Milano, We are Social nella bufera
We Are Social è l’agenzia di comunicazione che non ha bisogno di presentazioni. Però ha ricevuto diverse critiche per una situazione che si è verificata all'interno del gruppo di lavoro
Milano, We are Social nella bufera.
We Are Social è l’agenzia di comunicazione che non ha bisogno di presentazioni. Però ha ricevuto diverse critiche per una situazione che si è verificata all’interno.
Da circa due settimane molte persone che lavorano nel settore pubblicitario (in Italia) stanno aprendo dibattiti e discussioni riguardo il difficile ambiente lavorativo a cui molte donne vengono sottoposte nelle agenzie di comunicazione. Parliamo proprio di sessualizzazione, molestie e commenti umilianti.
Il tutto è nato quando Massimo Guastini, pubblicitario, ha rilasciato un’intervista a Monica Rossi, profilo Facebook anonimo di un personaggio del mondo dell’editoria. Nell’intervista, Guastini ha fatto riferimento a una chat in cui diversi uomini catalogavano e “votavano” i sederi, il seno e le gambe delle giovani stagiste che entravano nelle agenzie di comunicazione.
Nei giorni seguenti la chat è diventata, ovviamente, oggetto di molte attenzioni e commenti. Si è infine scoperto che l’agenzia di comunicazione dove questa chat ha preso vita è We Are Social, azienda multinazionale che ha la propria sede italiana a Milano. We Are Social ha centinaia di dipendenti, lavora a campagne pubblicitarie da milioni di euro, e si vanta da diverso tempo di avere una perfetta equità fra lavoratori maschili e femminili.
Questa chat, soprannominata “chat degli 80” perché a farne parte erano circa 80 e ricoprivano ruoli di grande responsabilità all’interno dell’agenzia, è da alcuni giorni oggetto di polemiche, querele, insulti, diffide e indagini. Le conversazioni dentro questa chat sono molto estese, articolate e sessiste. Un’ottantina di uomini si scambiavano quotidianamente commenti molto espliciti e degradanti: si passava da un commento come “che bona è quella” a “con quel vestito il suo culo sembra quello di una balena” fino a veri e propri insulti sessuali così cattivi e umilianti che non ci sentiamo di riportare.
Quando tutto ciò è venuto a galla, c’è stato il canonico fenomeno “scarica barile”. C’è chi dice che i capi non ne sapevano nulla, chi si discosta da queste pratiche ignobili e chi dice che era dentro la chat ma non aveva mai commentato nulla. Insomma, tutti ne facevano parte ma la colpa non è di nessuno.
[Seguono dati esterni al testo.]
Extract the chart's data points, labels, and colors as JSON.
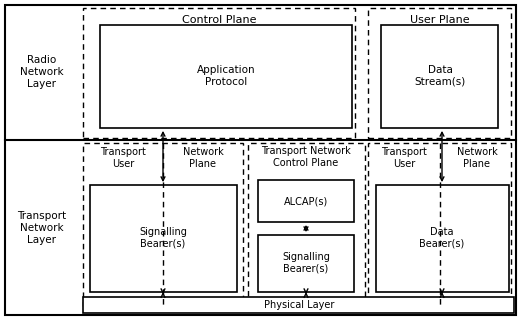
{
  "fig_width": 5.21,
  "fig_height": 3.2,
  "dpi": 100,
  "bg_color": "#ffffff",
  "radio_network_label": "Radio\nNetwork\nLayer",
  "transport_network_label": "Transport\nNetwork\nLayer",
  "control_plane_label": "Control Plane",
  "user_plane_label": "User Plane",
  "tncp_label": "Transport Network\nControl Plane",
  "tu_left_label": "Transport\nUser",
  "np_left_label": "Network\nPlane",
  "tu_right_label": "Transport\nUser",
  "np_right_label": "Network\nPlane",
  "app_proto_label": "Application\nProtocol",
  "data_stream_label": "Data\nStream(s)",
  "alcap_label": "ALCAP(s)",
  "sig_bearer_left_label": "Signalling\nBearer(s)",
  "sig_bearer_mid_label": "Signalling\nBearer(s)",
  "data_bearer_label": "Data\nBearer(s)",
  "physical_layer_label": "Physical Layer",
  "font_size_title": 8,
  "font_size_label": 7.5,
  "font_size_small": 7,
  "font_family": "DejaVu Sans"
}
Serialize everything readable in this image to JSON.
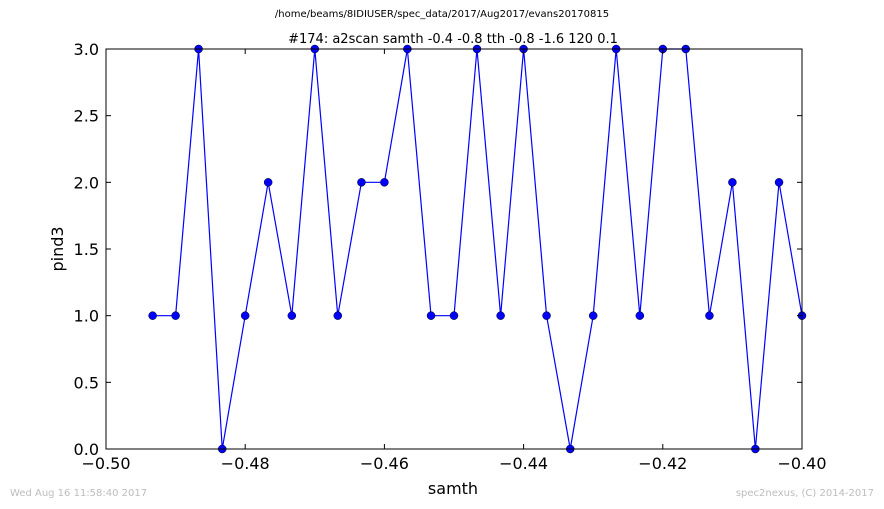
{
  "suptitle": "/home/beams/8IDIUSER/spec_data/2017/Aug2017/evans20170815",
  "footer": {
    "timestamp": "Wed Aug 16 11:58:40 2017",
    "credit": "spec2nexus, (C) 2014-2017"
  },
  "colors": {
    "series": "#0000ff",
    "marker_edge": "#000000",
    "axes": "#000000"
  },
  "chart_data": {
    "type": "line",
    "title": "#174: a2scan  samth -0.4 -0.8  tth -0.8 -1.6  120 0.1",
    "xlabel": "samth",
    "ylabel": "pind3",
    "xlim": [
      -0.5,
      -0.4
    ],
    "ylim": [
      0.0,
      3.0
    ],
    "xticks": [
      -0.5,
      -0.48,
      -0.46,
      -0.44,
      -0.42,
      -0.4
    ],
    "xtick_labels": [
      "−0.50",
      "−0.48",
      "−0.46",
      "−0.44",
      "−0.42",
      "−0.40"
    ],
    "yticks": [
      0.0,
      0.5,
      1.0,
      1.5,
      2.0,
      2.5,
      3.0
    ],
    "ytick_labels": [
      "0.0",
      "0.5",
      "1.0",
      "1.5",
      "2.0",
      "2.5",
      "3.0"
    ],
    "grid": false,
    "series": [
      {
        "marker": "circle",
        "x": [
          -0.4933,
          -0.49,
          -0.4867,
          -0.4833,
          -0.48,
          -0.4767,
          -0.4733,
          -0.47,
          -0.4667,
          -0.4633,
          -0.46,
          -0.4567,
          -0.4533,
          -0.45,
          -0.4467,
          -0.4433,
          -0.44,
          -0.4367,
          -0.4333,
          -0.43,
          -0.4267,
          -0.4233,
          -0.42,
          -0.4167,
          -0.4133,
          -0.41,
          -0.4067,
          -0.4033,
          -0.4
        ],
        "y": [
          1,
          1,
          3,
          0,
          1,
          2,
          1,
          3,
          1,
          2,
          2,
          3,
          1,
          1,
          3,
          1,
          3,
          1,
          0,
          1,
          3,
          1,
          3,
          3,
          1,
          2,
          0,
          2,
          1
        ]
      }
    ]
  }
}
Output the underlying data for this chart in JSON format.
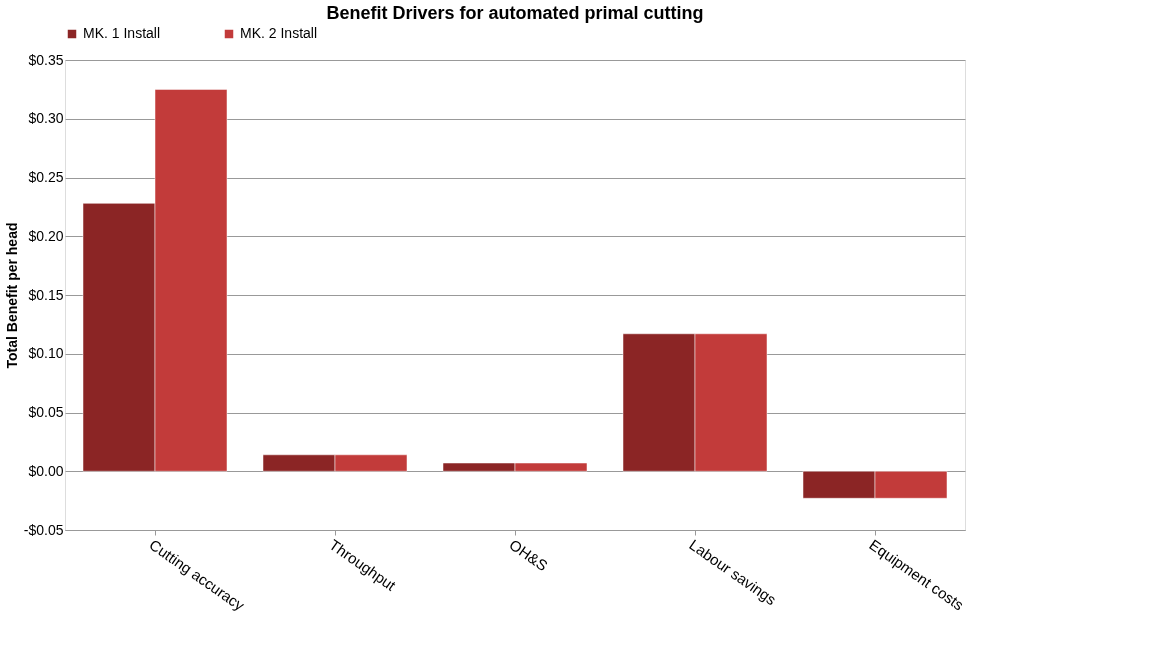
{
  "chart_data": {
    "type": "bar",
    "title": "Benefit Drivers for automated primal cutting",
    "ylabel": "Total Benefit per head",
    "categories": [
      "Cutting accuracy",
      "Throughput",
      "OH&S",
      "Labour savings",
      "Equipment costs"
    ],
    "series": [
      {
        "name": "MK. 1 Install",
        "color": "#8b2525",
        "values": [
          0.228,
          0.014,
          0.007,
          0.117,
          -0.023
        ]
      },
      {
        "name": "MK. 2 Install",
        "color": "#c23b3a",
        "values": [
          0.325,
          0.014,
          0.007,
          0.117,
          -0.023
        ]
      }
    ],
    "ylim": [
      -0.05,
      0.35
    ],
    "yticks": [
      {
        "value": -0.05,
        "label": "-$0.05"
      },
      {
        "value": 0.0,
        "label": "$0.00"
      },
      {
        "value": 0.05,
        "label": "$0.05"
      },
      {
        "value": 0.1,
        "label": "$0.10"
      },
      {
        "value": 0.15,
        "label": "$0.15"
      },
      {
        "value": 0.2,
        "label": "$0.20"
      },
      {
        "value": 0.25,
        "label": "$0.25"
      },
      {
        "value": 0.3,
        "label": "$0.30"
      },
      {
        "value": 0.35,
        "label": "$0.35"
      }
    ],
    "grid": "y",
    "legend": "top"
  }
}
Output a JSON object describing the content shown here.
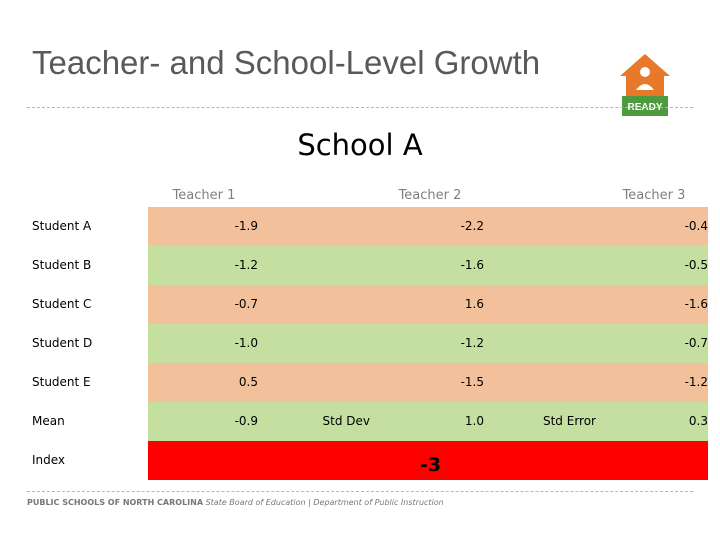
{
  "header": {
    "title": "Teacher- and School-Level Growth",
    "logo": "READY"
  },
  "subtitle": "School A",
  "table": {
    "columns": [
      "Teacher 1",
      "Teacher 2",
      "Teacher 3"
    ],
    "rows": [
      {
        "label": "Student A",
        "values": [
          "-1.9",
          "-2.2",
          "-0.4"
        ]
      },
      {
        "label": "Student B",
        "values": [
          "-1.2",
          "-1.6",
          "-0.5"
        ]
      },
      {
        "label": "Student C",
        "values": [
          "-0.7",
          "1.6",
          "-1.6"
        ]
      },
      {
        "label": "Student D",
        "values": [
          "-1.0",
          "-1.2",
          "-0.7"
        ]
      },
      {
        "label": "Student E",
        "values": [
          "0.5",
          "-1.5",
          "-1.2"
        ]
      }
    ],
    "mean": {
      "label": "Mean",
      "value": "-0.9",
      "stats": [
        {
          "label": "Std Dev",
          "value": "1.0"
        },
        {
          "label": "Std Error",
          "value": "0.3"
        }
      ]
    },
    "index": {
      "label": "Index",
      "value": "-3"
    }
  },
  "footer": {
    "org": "PUBLIC SCHOOLS OF NORTH CAROLINA",
    "dept": "State Board of Education | Department of Public Instruction"
  }
}
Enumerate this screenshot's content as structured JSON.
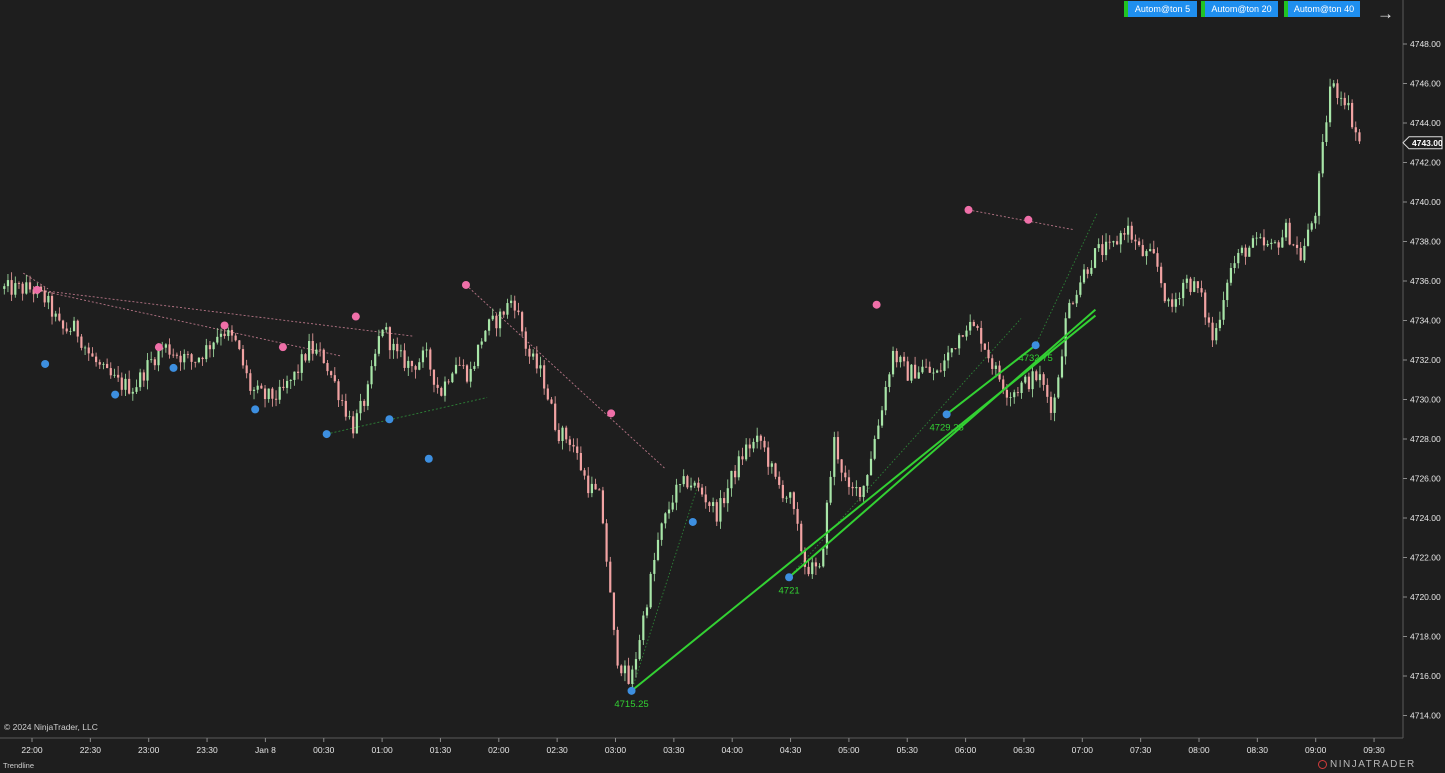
{
  "toolbar": {
    "buttons": [
      {
        "label": "Autom@ton  5"
      },
      {
        "label": "Autom@ton  20"
      },
      {
        "label": "Autom@ton  40"
      }
    ],
    "arrow_icon": "arrow-right-icon"
  },
  "footer": {
    "copyright": "© 2024 NinjaTrader, LLC",
    "status": "Trendline",
    "logo": "NINJATRADER"
  },
  "colors": {
    "background": "#1e1e1e",
    "up_candle": "#a8e6a8",
    "down_candle": "#f2a3a3",
    "swing_high": "#ef6fa8",
    "swing_low": "#3d8fe0",
    "trendline": "#33d133",
    "button": "#1f8fef"
  },
  "chart_data": {
    "type": "candlestick",
    "x_ticks": [
      "22:00",
      "22:30",
      "23:00",
      "23:30",
      "Jan 8",
      "00:30",
      "01:00",
      "01:30",
      "02:00",
      "02:30",
      "03:00",
      "03:30",
      "04:00",
      "04:30",
      "05:00",
      "05:30",
      "06:00",
      "06:30",
      "07:00",
      "07:30",
      "08:00",
      "08:30",
      "09:00",
      "09:30"
    ],
    "y_ticks": [
      "4714.00",
      "4716.00",
      "4718.00",
      "4720.00",
      "4722.00",
      "4724.00",
      "4726.00",
      "4728.00",
      "4730.00",
      "4732.00",
      "4734.00",
      "4736.00",
      "4738.00",
      "4740.00",
      "4742.00",
      "4744.00",
      "4746.00",
      "4748.00"
    ],
    "ylim": [
      4713.3,
      4749.2
    ],
    "last_price": "4743.00",
    "path": [
      [
        0,
        4735.6
      ],
      [
        1,
        4735
      ],
      [
        2,
        4733.5
      ],
      [
        3,
        4733.6
      ],
      [
        4,
        4732.2
      ],
      [
        5,
        4731.3
      ],
      [
        6,
        4730.8
      ],
      [
        7,
        4730.6
      ],
      [
        8,
        4731.8
      ],
      [
        9,
        4732.7
      ],
      [
        10,
        4732.3
      ],
      [
        11,
        4731.9
      ],
      [
        12,
        4732.6
      ],
      [
        13,
        4733.6
      ],
      [
        14,
        4732.8
      ],
      [
        15,
        4730.5
      ],
      [
        16,
        4730.1
      ],
      [
        17,
        4730.2
      ],
      [
        18,
        4731.2
      ],
      [
        19,
        4732.6
      ],
      [
        20,
        4732.1
      ],
      [
        21,
        4730.4
      ],
      [
        22,
        4728.6
      ],
      [
        23,
        4730.3
      ],
      [
        24,
        4733.8
      ],
      [
        25,
        4732.2
      ],
      [
        26,
        4731.7
      ],
      [
        27,
        4732.2
      ],
      [
        28,
        4730.3
      ],
      [
        29,
        4732
      ],
      [
        30,
        4731.2
      ],
      [
        31,
        4733.5
      ],
      [
        32,
        4734.1
      ],
      [
        33,
        4735.2
      ],
      [
        34,
        4732.3
      ],
      [
        35,
        4731.2
      ],
      [
        36,
        4728.4
      ],
      [
        37,
        4727.9
      ],
      [
        38,
        4725.8
      ],
      [
        39,
        4724.9
      ],
      [
        40,
        4717.2
      ],
      [
        41,
        4715.5
      ],
      [
        42,
        4719.3
      ],
      [
        43,
        4723.1
      ],
      [
        44,
        4725.2
      ],
      [
        45,
        4725.9
      ],
      [
        46,
        4725.2
      ],
      [
        47,
        4724.2
      ],
      [
        48,
        4726.1
      ],
      [
        49,
        4727.6
      ],
      [
        50,
        4727.9
      ],
      [
        51,
        4725.8
      ],
      [
        52,
        4724.9
      ],
      [
        53,
        4721.6
      ],
      [
        54,
        4721.2
      ],
      [
        55,
        4727.9
      ],
      [
        56,
        4725.2
      ],
      [
        57,
        4725.6
      ],
      [
        58,
        4728.7
      ],
      [
        59,
        4732.4
      ],
      [
        60,
        4731.3
      ],
      [
        61,
        4731.6
      ],
      [
        62,
        4731.2
      ],
      [
        63,
        4732.5
      ],
      [
        64,
        4733.9
      ],
      [
        65,
        4733.3
      ],
      [
        66,
        4731.5
      ],
      [
        67,
        4730.3
      ],
      [
        68,
        4730.8
      ],
      [
        69,
        4731.2
      ],
      [
        70,
        4729.5
      ],
      [
        71,
        4734.6
      ],
      [
        72,
        4736.3
      ],
      [
        73,
        4737.5
      ],
      [
        74,
        4737.6
      ],
      [
        75,
        4738.8
      ],
      [
        76,
        4737.4
      ],
      [
        77,
        4737.1
      ],
      [
        78,
        4734.4
      ],
      [
        79,
        4736.1
      ],
      [
        80,
        4735.5
      ],
      [
        81,
        4732.9
      ],
      [
        82,
        4736.4
      ],
      [
        83,
        4737.5
      ],
      [
        84,
        4737.9
      ],
      [
        85,
        4737.6
      ],
      [
        86,
        4738.6
      ],
      [
        87,
        4737.2
      ],
      [
        88,
        4739.6
      ],
      [
        89,
        4745.9
      ],
      [
        90,
        4745.3
      ],
      [
        91,
        4743
      ]
    ],
    "swing_highs": [
      {
        "x": 0.35,
        "y": 4735.55
      },
      {
        "x": 8.7,
        "y": 4732.65
      },
      {
        "x": 13.2,
        "y": 4733.75
      },
      {
        "x": 17.2,
        "y": 4732.65
      },
      {
        "x": 22.2,
        "y": 4734.2
      },
      {
        "x": 29.75,
        "y": 4735.8
      },
      {
        "x": 39.7,
        "y": 4729.3
      },
      {
        "x": 57.9,
        "y": 4734.8
      },
      {
        "x": 64.2,
        "y": 4739.6
      },
      {
        "x": 68.3,
        "y": 4739.1
      }
    ],
    "swing_lows": [
      {
        "x": 0.9,
        "y": 4731.8
      },
      {
        "x": 5.7,
        "y": 4730.25
      },
      {
        "x": 9.7,
        "y": 4731.6
      },
      {
        "x": 15.3,
        "y": 4729.5
      },
      {
        "x": 20.2,
        "y": 4728.25
      },
      {
        "x": 24.5,
        "y": 4729
      },
      {
        "x": 27.2,
        "y": 4727
      },
      {
        "x": 41.1,
        "y": 4715.25
      },
      {
        "x": 45.3,
        "y": 4723.8
      },
      {
        "x": 51.9,
        "y": 4721
      },
      {
        "x": 62.7,
        "y": 4729.25
      },
      {
        "x": 68.8,
        "y": 4732.75
      }
    ],
    "trendlines": [
      {
        "from": [
          41.1,
          4715.25
        ],
        "to": [
          72.9,
          4734.25
        ],
        "style": "solid"
      },
      {
        "from": [
          51.9,
          4721
        ],
        "to": [
          72.9,
          4734.55
        ],
        "style": "solid"
      },
      {
        "from": [
          62.7,
          4729.25
        ],
        "to": [
          68.8,
          4732.75
        ],
        "style": "solid"
      }
    ],
    "minor_lines": [
      {
        "from": [
          -0.6,
          4736.4
        ],
        "to": [
          1.1,
          4735.6
        ],
        "color": "#c77f92",
        "dash": "2,2"
      },
      {
        "from": [
          0.35,
          4735.55
        ],
        "to": [
          26.2,
          4733.2
        ],
        "color": "#c77f92",
        "dash": "2,2"
      },
      {
        "from": [
          0.35,
          4735.55
        ],
        "to": [
          21.2,
          4732.2
        ],
        "color": "#c77f92",
        "dash": "2,2"
      },
      {
        "from": [
          29.75,
          4735.8
        ],
        "to": [
          43.4,
          4726.5
        ],
        "color": "#c77f92",
        "dash": "2,2"
      },
      {
        "from": [
          64.2,
          4739.6
        ],
        "to": [
          71.4,
          4738.6
        ],
        "color": "#c77f92",
        "dash": "2,2"
      },
      {
        "from": [
          20.2,
          4728.25
        ],
        "to": [
          31.2,
          4730.1
        ],
        "color": "#2f8f3a",
        "dash": "2,2"
      },
      {
        "from": [
          41.1,
          4715.25
        ],
        "to": [
          45.8,
          4726
        ],
        "color": "#2f8f3a",
        "dash": "1.5,2"
      },
      {
        "from": [
          51.9,
          4721
        ],
        "to": [
          67.8,
          4734.1
        ],
        "color": "#2f8f3a",
        "dash": "1.5,2"
      },
      {
        "from": [
          68.8,
          4732.75
        ],
        "to": [
          73,
          4739.4
        ],
        "color": "#2f8f3a",
        "dash": "1.5,2"
      }
    ],
    "level_labels": [
      {
        "text": "4715.25",
        "x": 41.1,
        "y": 4715.25
      },
      {
        "text": "4721",
        "x": 51.9,
        "y": 4721
      },
      {
        "text": "4729.25",
        "x": 62.7,
        "y": 4729.25
      },
      {
        "text": "4732.75",
        "x": 68.8,
        "y": 4732.75
      }
    ]
  }
}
Ad ogni modo, dopo qualche giorno la chat viene chiusa e nessuno dentro We Are Social ne parla più. Le lavoratrici di We Are Social, quando provano a parlare della chat, vengono zittite e schernite con commenti tipo “ma di che parli”? Quale chat?” Insomma, triste, amara e infelice realtà. Omertà totale.
Per molte delle donne dell’agenzia, invece, ci sono state serie ripercussioni psicologiche: in tante si sono domandate se la loro carriera potesse sopravvivere a un ambiente così cameratista e sessista, e se le loro capacità lavorative sarebbero mai state più importanti del loro sedere, seno, gambe e scollatura. A quanto risulta, nessuna delle persone nella chat è stata licenziata, né sono stati messi in atto provvedimenti disciplinari di alcun tipo. Molti membri attivi della chat lavorano ancora in We Are Social e occupano posizioni di responsabilità, vediamo se dopo l’apertura di una indagine interna rimarranno al loro posto di lavoro.
Da Milano è tutto, a voi le considerazioni.